Filmde pek çok  olay, çeviride elma mantarı denen halüsülojen etkisinde gerçekleşiyor. Harga'ya girerken,  kamera ters dönüyor, göntülerde kayma oluyor. Dikkatli bir izleyiciyseniz, ekibimiz Harga'ya girdikten sonra, kamera lenslerinde dengesizliği görebilirsiniz. Harga'ya gelen  misafirler, filmin sonuna kadar mantarın etkisinde. Filmde ilk cinayet, birinci saatin sonunda ve herkese açık şekilde işleniyor. İntihar ama ihtiyar çiftimiz, topluluğun zorlaması ile atladığı için, bu da bir cinayet. Kadın hemen ölüyor,  erkekse hemen ölmeyince, tahta balyozlarla, kafalarına vurularak ölüyor. Suçları da yetmiş iki yaşlarına gelmeleri. Bu olayın vahşiliğini ve zırvalığını anlayan Connie ve Simon çifti, diğerleri gibi Amerika'dan değil, İngiltere'den gelmiştir. Aralarında çok fazla boy farkı olan çiftimiz, yeterince halüsülojen mantarı kanında biriktirmediği için,  vahşeti anlıyor ve ortamdan kaçmaya karar veriyor.
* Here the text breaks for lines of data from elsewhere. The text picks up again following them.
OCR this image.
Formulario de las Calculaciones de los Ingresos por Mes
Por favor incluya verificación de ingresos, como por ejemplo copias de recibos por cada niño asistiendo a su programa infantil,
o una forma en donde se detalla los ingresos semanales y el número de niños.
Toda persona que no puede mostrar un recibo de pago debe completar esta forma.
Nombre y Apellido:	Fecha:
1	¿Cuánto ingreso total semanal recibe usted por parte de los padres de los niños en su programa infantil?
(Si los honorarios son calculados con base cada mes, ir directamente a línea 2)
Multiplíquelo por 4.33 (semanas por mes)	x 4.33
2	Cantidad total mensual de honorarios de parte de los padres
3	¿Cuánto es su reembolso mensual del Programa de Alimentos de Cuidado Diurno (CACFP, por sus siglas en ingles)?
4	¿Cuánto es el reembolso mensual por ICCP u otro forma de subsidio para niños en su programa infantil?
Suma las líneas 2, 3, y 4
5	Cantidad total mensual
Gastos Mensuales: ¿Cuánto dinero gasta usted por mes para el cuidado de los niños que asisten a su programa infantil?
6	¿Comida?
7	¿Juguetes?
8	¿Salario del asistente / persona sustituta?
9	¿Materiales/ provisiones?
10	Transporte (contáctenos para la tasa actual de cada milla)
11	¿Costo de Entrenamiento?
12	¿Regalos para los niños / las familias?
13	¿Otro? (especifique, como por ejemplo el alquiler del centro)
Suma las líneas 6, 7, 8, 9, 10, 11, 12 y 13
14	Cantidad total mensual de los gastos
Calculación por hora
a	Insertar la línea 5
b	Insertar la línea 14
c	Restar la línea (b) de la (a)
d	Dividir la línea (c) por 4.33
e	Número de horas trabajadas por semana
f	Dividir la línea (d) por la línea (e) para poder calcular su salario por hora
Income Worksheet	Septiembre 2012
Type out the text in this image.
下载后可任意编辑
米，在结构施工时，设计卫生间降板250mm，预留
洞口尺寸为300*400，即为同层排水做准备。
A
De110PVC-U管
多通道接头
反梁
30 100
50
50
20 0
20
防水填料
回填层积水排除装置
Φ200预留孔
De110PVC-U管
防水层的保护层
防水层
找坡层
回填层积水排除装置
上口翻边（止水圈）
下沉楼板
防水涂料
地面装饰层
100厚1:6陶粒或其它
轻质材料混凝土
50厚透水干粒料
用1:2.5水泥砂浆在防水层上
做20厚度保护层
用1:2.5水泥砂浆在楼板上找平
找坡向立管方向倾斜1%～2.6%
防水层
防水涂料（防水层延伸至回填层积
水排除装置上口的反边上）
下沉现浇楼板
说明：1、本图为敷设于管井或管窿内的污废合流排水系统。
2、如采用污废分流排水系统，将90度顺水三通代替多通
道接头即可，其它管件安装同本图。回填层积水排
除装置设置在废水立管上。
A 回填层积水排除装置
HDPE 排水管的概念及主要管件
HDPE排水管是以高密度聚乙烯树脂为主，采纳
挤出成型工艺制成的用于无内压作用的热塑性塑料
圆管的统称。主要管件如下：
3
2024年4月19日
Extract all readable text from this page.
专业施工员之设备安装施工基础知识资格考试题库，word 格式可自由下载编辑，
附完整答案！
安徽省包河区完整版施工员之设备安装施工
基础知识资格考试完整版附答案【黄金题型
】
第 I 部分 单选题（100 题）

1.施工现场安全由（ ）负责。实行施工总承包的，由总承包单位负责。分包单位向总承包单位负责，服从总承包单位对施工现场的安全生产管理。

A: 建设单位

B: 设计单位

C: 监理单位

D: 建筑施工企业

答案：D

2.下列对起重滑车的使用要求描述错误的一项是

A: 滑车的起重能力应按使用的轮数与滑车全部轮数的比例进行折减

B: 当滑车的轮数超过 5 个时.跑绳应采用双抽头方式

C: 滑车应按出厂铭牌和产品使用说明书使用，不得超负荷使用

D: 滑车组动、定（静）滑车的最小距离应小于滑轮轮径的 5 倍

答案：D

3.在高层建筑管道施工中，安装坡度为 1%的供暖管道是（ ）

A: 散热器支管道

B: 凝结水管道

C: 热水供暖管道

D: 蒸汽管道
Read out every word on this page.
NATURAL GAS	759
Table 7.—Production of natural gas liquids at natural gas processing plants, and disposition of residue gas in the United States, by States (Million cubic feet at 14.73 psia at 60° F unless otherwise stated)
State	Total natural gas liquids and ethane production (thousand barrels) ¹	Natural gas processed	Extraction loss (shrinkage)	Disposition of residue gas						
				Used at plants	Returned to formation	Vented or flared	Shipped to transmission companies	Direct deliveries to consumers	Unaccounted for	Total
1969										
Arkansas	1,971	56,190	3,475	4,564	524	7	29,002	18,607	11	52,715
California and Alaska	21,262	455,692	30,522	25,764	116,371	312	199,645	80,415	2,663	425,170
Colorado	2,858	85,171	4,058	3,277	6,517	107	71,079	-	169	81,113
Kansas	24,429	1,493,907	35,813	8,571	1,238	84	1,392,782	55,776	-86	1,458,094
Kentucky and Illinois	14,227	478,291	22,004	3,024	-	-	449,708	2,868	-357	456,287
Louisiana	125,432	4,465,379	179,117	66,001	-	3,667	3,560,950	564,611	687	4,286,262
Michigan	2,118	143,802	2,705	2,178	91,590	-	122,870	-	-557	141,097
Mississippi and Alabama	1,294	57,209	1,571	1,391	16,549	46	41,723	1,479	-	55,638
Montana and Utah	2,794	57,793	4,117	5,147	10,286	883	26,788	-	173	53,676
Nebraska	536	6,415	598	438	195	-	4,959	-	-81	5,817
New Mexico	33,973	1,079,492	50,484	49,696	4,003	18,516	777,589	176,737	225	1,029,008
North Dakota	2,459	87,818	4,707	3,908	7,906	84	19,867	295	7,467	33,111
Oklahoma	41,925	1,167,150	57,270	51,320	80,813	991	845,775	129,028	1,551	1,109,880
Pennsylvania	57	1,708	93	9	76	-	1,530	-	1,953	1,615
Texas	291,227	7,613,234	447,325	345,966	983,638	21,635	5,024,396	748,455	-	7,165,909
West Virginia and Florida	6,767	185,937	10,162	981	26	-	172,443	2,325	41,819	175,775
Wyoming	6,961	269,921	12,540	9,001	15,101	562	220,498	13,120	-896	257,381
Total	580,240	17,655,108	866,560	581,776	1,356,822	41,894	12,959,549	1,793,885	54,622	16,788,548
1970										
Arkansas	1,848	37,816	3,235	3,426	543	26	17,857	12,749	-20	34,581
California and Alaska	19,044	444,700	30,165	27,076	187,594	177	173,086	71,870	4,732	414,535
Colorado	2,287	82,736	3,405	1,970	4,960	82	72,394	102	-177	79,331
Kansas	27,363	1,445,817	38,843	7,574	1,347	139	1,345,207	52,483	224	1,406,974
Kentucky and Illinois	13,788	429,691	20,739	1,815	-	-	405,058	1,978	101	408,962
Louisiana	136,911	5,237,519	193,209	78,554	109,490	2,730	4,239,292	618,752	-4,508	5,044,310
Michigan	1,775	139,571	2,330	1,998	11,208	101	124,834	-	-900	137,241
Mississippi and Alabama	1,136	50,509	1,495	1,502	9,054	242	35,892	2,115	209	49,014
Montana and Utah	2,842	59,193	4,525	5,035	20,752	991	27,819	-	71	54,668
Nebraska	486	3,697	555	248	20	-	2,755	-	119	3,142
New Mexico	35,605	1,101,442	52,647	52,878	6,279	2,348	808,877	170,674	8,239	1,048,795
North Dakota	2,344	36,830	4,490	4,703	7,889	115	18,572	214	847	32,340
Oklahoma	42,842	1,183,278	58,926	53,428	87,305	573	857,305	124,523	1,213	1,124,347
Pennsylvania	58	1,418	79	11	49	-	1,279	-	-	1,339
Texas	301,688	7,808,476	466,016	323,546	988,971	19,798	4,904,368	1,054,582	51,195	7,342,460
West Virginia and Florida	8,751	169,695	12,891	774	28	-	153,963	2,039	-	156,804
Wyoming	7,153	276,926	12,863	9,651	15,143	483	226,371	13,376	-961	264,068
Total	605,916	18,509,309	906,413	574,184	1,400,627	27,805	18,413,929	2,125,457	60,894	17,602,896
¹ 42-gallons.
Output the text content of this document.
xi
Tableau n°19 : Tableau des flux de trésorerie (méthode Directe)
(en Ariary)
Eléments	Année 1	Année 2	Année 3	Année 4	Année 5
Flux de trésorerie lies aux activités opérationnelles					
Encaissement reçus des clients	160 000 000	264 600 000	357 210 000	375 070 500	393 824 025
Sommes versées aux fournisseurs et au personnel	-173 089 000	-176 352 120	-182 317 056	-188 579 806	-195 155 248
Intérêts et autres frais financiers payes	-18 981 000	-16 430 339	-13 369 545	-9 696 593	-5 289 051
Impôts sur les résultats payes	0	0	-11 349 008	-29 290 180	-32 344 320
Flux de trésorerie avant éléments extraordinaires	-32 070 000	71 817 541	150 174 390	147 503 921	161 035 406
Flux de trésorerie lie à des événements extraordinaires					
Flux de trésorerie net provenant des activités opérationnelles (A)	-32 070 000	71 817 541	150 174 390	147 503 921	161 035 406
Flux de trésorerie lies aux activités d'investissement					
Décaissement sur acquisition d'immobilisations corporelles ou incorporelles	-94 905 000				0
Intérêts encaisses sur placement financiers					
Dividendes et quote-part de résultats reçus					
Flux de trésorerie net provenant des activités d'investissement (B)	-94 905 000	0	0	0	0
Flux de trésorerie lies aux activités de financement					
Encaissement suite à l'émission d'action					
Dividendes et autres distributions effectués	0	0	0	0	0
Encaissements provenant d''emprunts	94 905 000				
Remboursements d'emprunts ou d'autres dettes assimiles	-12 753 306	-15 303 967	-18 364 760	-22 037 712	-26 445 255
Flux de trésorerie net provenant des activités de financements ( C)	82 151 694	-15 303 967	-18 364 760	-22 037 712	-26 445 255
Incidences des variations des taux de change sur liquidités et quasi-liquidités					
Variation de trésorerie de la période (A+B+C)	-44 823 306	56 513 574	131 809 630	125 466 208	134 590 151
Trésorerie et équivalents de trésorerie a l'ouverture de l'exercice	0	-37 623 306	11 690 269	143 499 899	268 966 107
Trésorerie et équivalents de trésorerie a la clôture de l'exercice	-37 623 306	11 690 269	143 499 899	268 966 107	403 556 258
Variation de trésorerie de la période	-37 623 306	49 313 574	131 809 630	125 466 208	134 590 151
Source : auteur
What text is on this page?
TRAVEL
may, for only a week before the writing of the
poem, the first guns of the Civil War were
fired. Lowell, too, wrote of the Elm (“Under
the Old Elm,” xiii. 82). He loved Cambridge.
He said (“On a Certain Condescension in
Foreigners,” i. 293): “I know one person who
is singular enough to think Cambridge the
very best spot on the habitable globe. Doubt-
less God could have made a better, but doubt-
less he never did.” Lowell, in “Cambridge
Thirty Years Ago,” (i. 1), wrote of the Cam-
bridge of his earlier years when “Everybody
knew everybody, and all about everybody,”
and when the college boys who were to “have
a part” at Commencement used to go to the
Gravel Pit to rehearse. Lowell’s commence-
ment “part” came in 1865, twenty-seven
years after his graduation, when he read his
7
Diğerleri ise olayın vahişiliğini anlamıyor, antropolojik tez yazacağız, bunamak istemiyorlar falan diyor.

Harga tarikatı oluşturulurken, Hristiyanlığın ve diğer tek tanrılı dinlerin, putperestliğe ilişkin mitleri ve dedikodularından faydalanılmış. Uyuşturucu, alkol, grup seks ve cinsel sapkılık gibi dedikodular, Yahudiliğin ortaya çıkışından itibaren, (Sodom ve Gomora) çeşitli topluluklar aleyhinde üretilmiş ve halen üğretilmekte. Filmdeki, akraba evliliği ve ensestten sakat çocuk üretip, kutsal kişi yapma konusu, Jean-Cristophe Grange'ın Kızıl Nehirler romanında da geçiyor. Grange'ın romanı 1999 çıkışlı ve 2000'de film yapılmış, bu filmden önce yani. İnsan kurban etme de insanlık kadar eski bir gelenek. Avrupa'da, özellikle bataklık alanlarda, tunç çağından kalma pek çok insan ölüsünün kurban edildiği düşünülüyor. Putperestliğ u kadar kötüleyen tek tanrılı dinler, çok mu masum, bu da ayrı konu. Roma imparatorluğunun, Hristiyanlığın ilk ortaya çıkışı ile resmi din olması arasındaki üç yüz yıldan fazla sürede katlettiği Hristiyandan daha fazlasını Saint Bartalamay katliamından 1 gecede (25 Ağustos 1572) katletti. Filmin kurgusu, Avrupa'da yaygın olan putperest tarikatların tehlikesine dikkat çekmek için yapılmış gibi geldi bana.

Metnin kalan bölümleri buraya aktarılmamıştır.